That's why I think the right type of saw teeth will help. They vary from giant ones for wood, to tiny for metal and everywhere in between.

I got mine for home repair stuff, but I'm always happy with multitaskers. Just curious if anyone has already tried. Of course id sterilize.the whole thing / have separate blades. Wouldnt want metal filings in my pork after all!


----------



## panini (Jul 28, 2001)

Butcher band saw blades are designed
for bone in and frozen meat block cutting
applications providing fast, clean,
accurate cuts and producing higher yields


----------



## brianshaw (Dec 18, 2010)

MillionsKnives said:


> That's why I think the right type of saw teeth will help. They vary from giant ones for wood, to tiny for metal and everywhere in between.
> 
> I got mine for home repair stuff, but I'm always happy with multitaskers. Just curious if anyone has already tried. Of course id sterilize.the whole thing / have separate blades. Wouldnt want metal filings in my pork after all!


I worry more about bone fragments that metal filing.

I use a hacksaw.
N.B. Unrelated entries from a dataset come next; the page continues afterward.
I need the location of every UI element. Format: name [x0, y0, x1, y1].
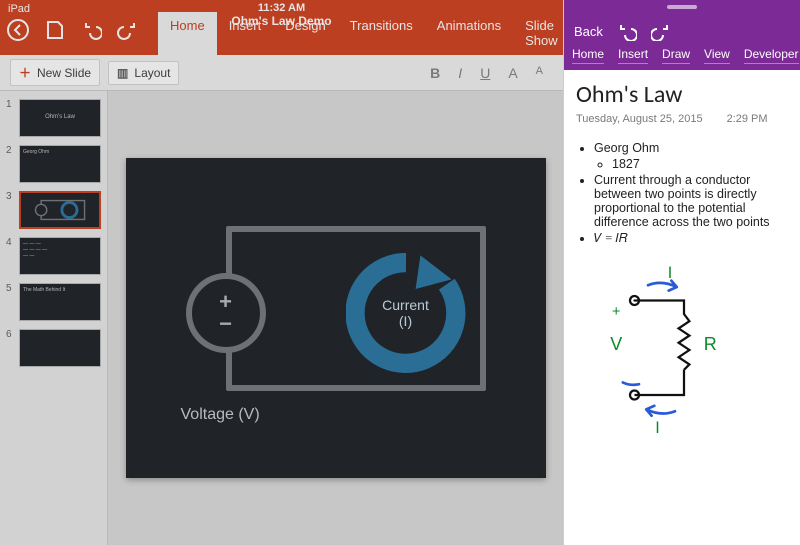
thumb-number: 2	[6, 145, 14, 183]
thumb-number: 5	[6, 283, 14, 321]
page-time: 2:29 PM	[727, 113, 768, 125]
svg-text:I: I	[668, 264, 673, 282]
device-label: iPad	[8, 3, 30, 15]
svg-text:I: I	[655, 419, 660, 437]
slide-thumbnails: 1Ohm's Law 2Georg Ohm 3 4— — —— — — —— —…	[0, 91, 108, 545]
list-item: Georg Ohm 1827	[594, 141, 788, 171]
ppt-body: 1Ohm's Law 2Georg Ohm 3 4— — —— — — —— —…	[0, 91, 563, 545]
new-slide-label: New Slide	[37, 66, 91, 80]
powerpoint-app: iPad 11:32 AM Ohm's Law Demo Home Insert…	[0, 0, 563, 545]
onenote-app: Back Home Insert Draw View Developer Ohm…	[563, 0, 800, 545]
font-highlight-button[interactable]: A	[536, 65, 543, 81]
list-item: 1827	[612, 157, 788, 171]
slide-thumbnail[interactable]: The Math Behind It	[19, 283, 101, 321]
back-circle-icon[interactable]	[6, 18, 30, 42]
redo-icon[interactable]	[116, 19, 138, 41]
tab-home[interactable]: Home	[572, 47, 604, 64]
current-arrow: Current (I)	[346, 253, 466, 373]
layout-icon: ▥	[117, 66, 128, 80]
file-icon[interactable]	[44, 19, 66, 41]
tab-draw[interactable]: Draw	[662, 47, 690, 64]
svg-text:+: +	[612, 304, 620, 320]
tab-transitions[interactable]: Transitions	[338, 12, 425, 55]
back-button[interactable]: Back	[574, 24, 603, 39]
tab-slideshow[interactable]: Slide Show	[513, 12, 570, 55]
slideover-handle[interactable]	[667, 5, 697, 9]
undo-icon[interactable]	[617, 21, 637, 41]
slide-canvas[interactable]: + − Current (I) Voltage (V)	[108, 91, 563, 545]
plus-icon: +	[219, 293, 232, 311]
thumb-number: 6	[6, 329, 14, 367]
onenote-tabs: Home Insert Draw View Developer	[564, 47, 800, 70]
format-controls: B I U A A	[430, 65, 553, 81]
tab-insert[interactable]: Insert	[217, 12, 274, 55]
thumb-number: 1	[6, 99, 14, 137]
thumb-number: 4	[6, 237, 14, 275]
note-content[interactable]: Georg Ohm 1827 Current through a conduct…	[576, 141, 788, 246]
slide-thumbnail[interactable]	[19, 329, 101, 367]
ppt-ribbon-tabs: Home Insert Design Transitions Animation…	[158, 12, 570, 55]
minus-icon: −	[219, 315, 232, 333]
font-color-button[interactable]: A	[508, 65, 517, 81]
italic-button[interactable]: I	[458, 65, 462, 81]
svg-text:R: R	[704, 334, 717, 354]
slide-thumbnail[interactable]: — — —— — — —— —	[19, 237, 101, 275]
onenote-page[interactable]: Ohm's Law Tuesday, August 25, 2015 2:29 …	[564, 70, 800, 545]
thumb-number: 3	[6, 191, 14, 229]
new-slide-button[interactable]: ＋ New Slide	[10, 59, 100, 86]
svg-text:V: V	[610, 334, 622, 354]
ppt-toolbar: ＋ New Slide ▥ Layout B I U A A	[0, 55, 563, 91]
list-item: 𝑉 = 𝐼𝑅	[594, 231, 788, 246]
ppt-header: iPad 11:32 AM Ohm's Law Demo Home Insert…	[0, 0, 563, 55]
tab-animations[interactable]: Animations	[425, 12, 513, 55]
undo-icon[interactable]	[80, 19, 102, 41]
underline-button[interactable]: U	[480, 65, 490, 81]
current-label: Current (I)	[376, 297, 436, 329]
circuit-sketch: I I + V R	[576, 260, 756, 440]
onenote-header: Back Home Insert Draw View Developer	[564, 0, 800, 70]
plus-icon: ＋	[19, 64, 31, 81]
page-title[interactable]: Ohm's Law	[576, 80, 788, 109]
tab-design[interactable]: Design	[273, 12, 337, 55]
voltage-label: Voltage (V)	[181, 406, 260, 424]
tab-home[interactable]: Home	[158, 12, 217, 55]
layout-label: Layout	[134, 66, 170, 80]
redo-icon[interactable]	[651, 21, 671, 41]
tab-insert[interactable]: Insert	[618, 47, 648, 64]
tab-view[interactable]: View	[704, 47, 730, 64]
layout-button[interactable]: ▥ Layout	[108, 61, 179, 85]
slide-thumbnail[interactable]: Georg Ohm	[19, 145, 101, 183]
slide-content: + − Current (I) Voltage (V)	[126, 158, 546, 478]
slide-thumbnail[interactable]	[19, 191, 101, 229]
page-date: Tuesday, August 25, 2015	[576, 113, 703, 125]
voltage-source: + −	[186, 273, 266, 353]
tab-developer[interactable]: Developer	[744, 47, 799, 64]
bold-button[interactable]: B	[430, 65, 440, 81]
list-item: Current through a conductor between two …	[594, 173, 788, 229]
slide-thumbnail[interactable]: Ohm's Law	[19, 99, 101, 137]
For splitting spines... an axe and rubber mallet.


----------



## mike9 (Jul 13, 2012)

Regular bi-metal blades work fine and I didn't see any paint on my bone ends.  You have to wipe cuts down regardless  They do make bone blades for sawzalls btw.  We used mine on a deer last winter and it worked fine.  Get a blade longer than you think you'll need and buy several.


----------



## millionsknives (Apr 25, 2014)

So they do!  Cabela's for the win!


----------



## dcarch (Jun 28, 2010)

I use mine with a wood blade to cut frozen turkeys in half.

dcarch


----------



## brianshaw (Dec 18, 2010)

"Normies" are Normies no matter what craft they exercise!


----------